If track is unable to locate the shape, it must return None.

track may modify state as needed to improve prediction accuracy on subsequent frames. It must not modify pp_image.

A TrackingFunctionShapeContext object passed to both init_tracking_state and track will have the following field:

original_shape_type (str). The type of the shape being tracked. In init_tracking_state, this is the same as shape.type. In track, this is the type of the shape that state was created from.

preprocess_image, if implemented, must accept the following parameters:

context (TrackingFunctionContext). This is currently a dummy object and should be ignored. In future versions, this may contain additional information.
image (PIL.Image.Image). An image that will be used to either start or continue tracking.

preprocess_image must perform any analysis on the image that the function can perform independently of the shapes being tracked and return an object representing the results of that analysis. This object will be passed as pp_image to init_tracking_state and track.

If preprocess_image is not implemented, then the pp_image object will be the original image. In other words, the default implementation is:

def preprocess_image(context, image):
    return image

Auto-annotation driver

The annotate_task function uses a detection function to annotate a CVAT task. It must be called as follows:

annotate_task(<client>, <task ID>, <AA function>, <optional arguments...>)

The supplied client will be used to make all API calls.

By default, new annotations will be appended to the old ones. Use clear_existing=True to remove old annotations instead.

If a detection function declares a label that has no matching label in the task, then by default, BadFunctionError is raised, and auto-annotation is aborted. If you use allow_unmatched_label=True, then such labels will be ignored, and any shapes referring to them will be dropped. Same logic applies to sublabels and attributes.

It’s possible to pass a custom confidence threshold to the function via the conf_threshold parameter.

annotate_task will raise a BadFunctionError exception if it detects that the function violated the detection function protocol.

Predefined AA functions

This layer includes several predefined detection functions. You can use them as-is, or as a base on which to build your own.

Each function is implemented as a module to allow usage via the CLI auto-annotate command. Therefore, in order to use it from the SDK, you’ll need to import the corresponding module.

`cvat_sdk.auto_annotation.functions.torchvision_detection`

This AA function uses object detection models from the torchvision library.

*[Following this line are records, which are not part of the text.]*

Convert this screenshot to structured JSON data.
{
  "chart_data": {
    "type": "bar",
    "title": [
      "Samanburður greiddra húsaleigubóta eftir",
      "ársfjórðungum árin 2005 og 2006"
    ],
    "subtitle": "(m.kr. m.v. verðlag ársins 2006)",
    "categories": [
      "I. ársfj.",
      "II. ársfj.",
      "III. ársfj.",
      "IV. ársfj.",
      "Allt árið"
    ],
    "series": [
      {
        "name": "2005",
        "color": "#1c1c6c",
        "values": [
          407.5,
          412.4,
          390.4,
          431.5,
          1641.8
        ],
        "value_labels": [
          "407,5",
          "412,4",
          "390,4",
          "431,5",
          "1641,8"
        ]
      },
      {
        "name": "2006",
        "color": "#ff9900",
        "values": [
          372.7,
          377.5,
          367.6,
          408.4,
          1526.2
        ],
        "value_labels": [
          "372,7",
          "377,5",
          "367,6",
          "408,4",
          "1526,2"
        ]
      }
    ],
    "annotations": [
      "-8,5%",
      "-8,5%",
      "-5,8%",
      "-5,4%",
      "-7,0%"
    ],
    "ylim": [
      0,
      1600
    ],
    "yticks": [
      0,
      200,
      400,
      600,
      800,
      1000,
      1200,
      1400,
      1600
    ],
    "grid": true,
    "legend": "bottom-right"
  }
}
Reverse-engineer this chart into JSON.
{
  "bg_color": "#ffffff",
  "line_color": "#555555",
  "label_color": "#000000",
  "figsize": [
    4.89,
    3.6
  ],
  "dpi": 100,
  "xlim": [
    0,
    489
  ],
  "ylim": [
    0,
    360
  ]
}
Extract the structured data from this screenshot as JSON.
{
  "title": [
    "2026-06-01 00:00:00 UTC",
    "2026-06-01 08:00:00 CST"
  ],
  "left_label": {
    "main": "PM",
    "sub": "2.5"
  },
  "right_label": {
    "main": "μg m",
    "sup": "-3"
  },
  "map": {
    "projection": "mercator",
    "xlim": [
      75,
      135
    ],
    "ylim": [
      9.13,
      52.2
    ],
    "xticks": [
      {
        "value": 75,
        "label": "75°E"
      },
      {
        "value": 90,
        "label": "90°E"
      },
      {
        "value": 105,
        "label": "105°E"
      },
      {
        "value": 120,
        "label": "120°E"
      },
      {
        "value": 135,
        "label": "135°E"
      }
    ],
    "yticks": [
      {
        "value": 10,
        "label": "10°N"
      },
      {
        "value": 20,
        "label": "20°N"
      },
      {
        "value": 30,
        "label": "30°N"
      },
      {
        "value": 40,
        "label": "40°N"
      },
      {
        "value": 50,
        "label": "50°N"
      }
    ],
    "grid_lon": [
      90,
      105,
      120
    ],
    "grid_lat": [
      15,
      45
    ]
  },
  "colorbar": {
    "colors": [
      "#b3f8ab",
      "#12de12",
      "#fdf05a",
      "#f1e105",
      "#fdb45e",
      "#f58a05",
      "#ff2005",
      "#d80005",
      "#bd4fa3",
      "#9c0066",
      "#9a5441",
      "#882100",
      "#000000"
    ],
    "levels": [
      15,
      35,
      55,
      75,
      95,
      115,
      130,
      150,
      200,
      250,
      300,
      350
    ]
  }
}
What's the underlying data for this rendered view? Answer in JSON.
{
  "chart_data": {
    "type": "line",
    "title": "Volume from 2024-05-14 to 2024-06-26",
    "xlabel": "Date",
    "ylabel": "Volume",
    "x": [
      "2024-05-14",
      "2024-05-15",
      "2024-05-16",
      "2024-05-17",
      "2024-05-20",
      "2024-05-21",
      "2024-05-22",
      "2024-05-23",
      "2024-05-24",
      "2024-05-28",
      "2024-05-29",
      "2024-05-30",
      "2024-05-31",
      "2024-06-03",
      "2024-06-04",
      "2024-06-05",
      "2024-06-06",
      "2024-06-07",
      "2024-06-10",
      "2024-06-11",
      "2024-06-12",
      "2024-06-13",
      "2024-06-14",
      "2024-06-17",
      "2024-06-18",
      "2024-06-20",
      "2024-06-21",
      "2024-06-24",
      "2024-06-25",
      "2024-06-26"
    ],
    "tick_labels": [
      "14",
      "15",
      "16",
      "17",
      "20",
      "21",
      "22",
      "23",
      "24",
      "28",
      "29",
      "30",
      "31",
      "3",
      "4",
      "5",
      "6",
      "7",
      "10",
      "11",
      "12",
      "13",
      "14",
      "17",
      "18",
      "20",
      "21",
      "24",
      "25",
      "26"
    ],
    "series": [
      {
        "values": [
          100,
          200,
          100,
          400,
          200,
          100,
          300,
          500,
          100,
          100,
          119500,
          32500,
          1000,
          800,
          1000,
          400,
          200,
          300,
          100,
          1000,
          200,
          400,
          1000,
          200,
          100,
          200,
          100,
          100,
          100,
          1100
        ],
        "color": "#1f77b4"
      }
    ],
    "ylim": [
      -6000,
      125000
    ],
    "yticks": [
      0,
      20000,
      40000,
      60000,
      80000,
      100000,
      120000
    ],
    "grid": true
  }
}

It produces rectangle annotations.

To use it, install CVAT SDK with the pytorch extra:

$ pip install "cvat-sdk[pytorch]"

Usage from Python:

from cvat_sdk.auto_annotation.functions.torchvision_detection import create as create_torchvision
annotate_task(<client>, <task ID>, create_torchvision(<model name>, ...))

Usage from the CLI:

cvat-cli auto-annotate "<task ID>" --function-module cvat_sdk.auto_annotation.functions.torchvision_detection \
      -p model_name=str:"<model name>" ...

The create function accepts the following parameters:

model_name (str) - the name of the model, such as fasterrcnn_resnet50_fpn_v2. This parameter is required.
weights_name (str) - the name of a weights enum value for the model, such as COCO_V1. Defaults to DEFAULT.

It also accepts arbitrary additional parameters, which are passed directly to the model constructor.

`cvat_sdk.auto_annotation.functions.torchvision_instance_segmentation`

This AA function is analogous to torchvision_detection, except it uses torchvision’s instance segmentation models and produces mask or polygon annotations (depending on the value of conv_mask_to_poly).

Refer to that function’s description for usage instructions and parameter information.

`cvat_sdk.auto_annotation.functions.torchvision_keypoint_detection`

This AA function is analogous to torchvision_detection, except it uses torchvision’s keypoint detection models and produces skeleton annotations. Keypoints which the model marks as invisible will be marked as occluded in CVAT.

Refer to that function’s description for usage instructions and parameter information.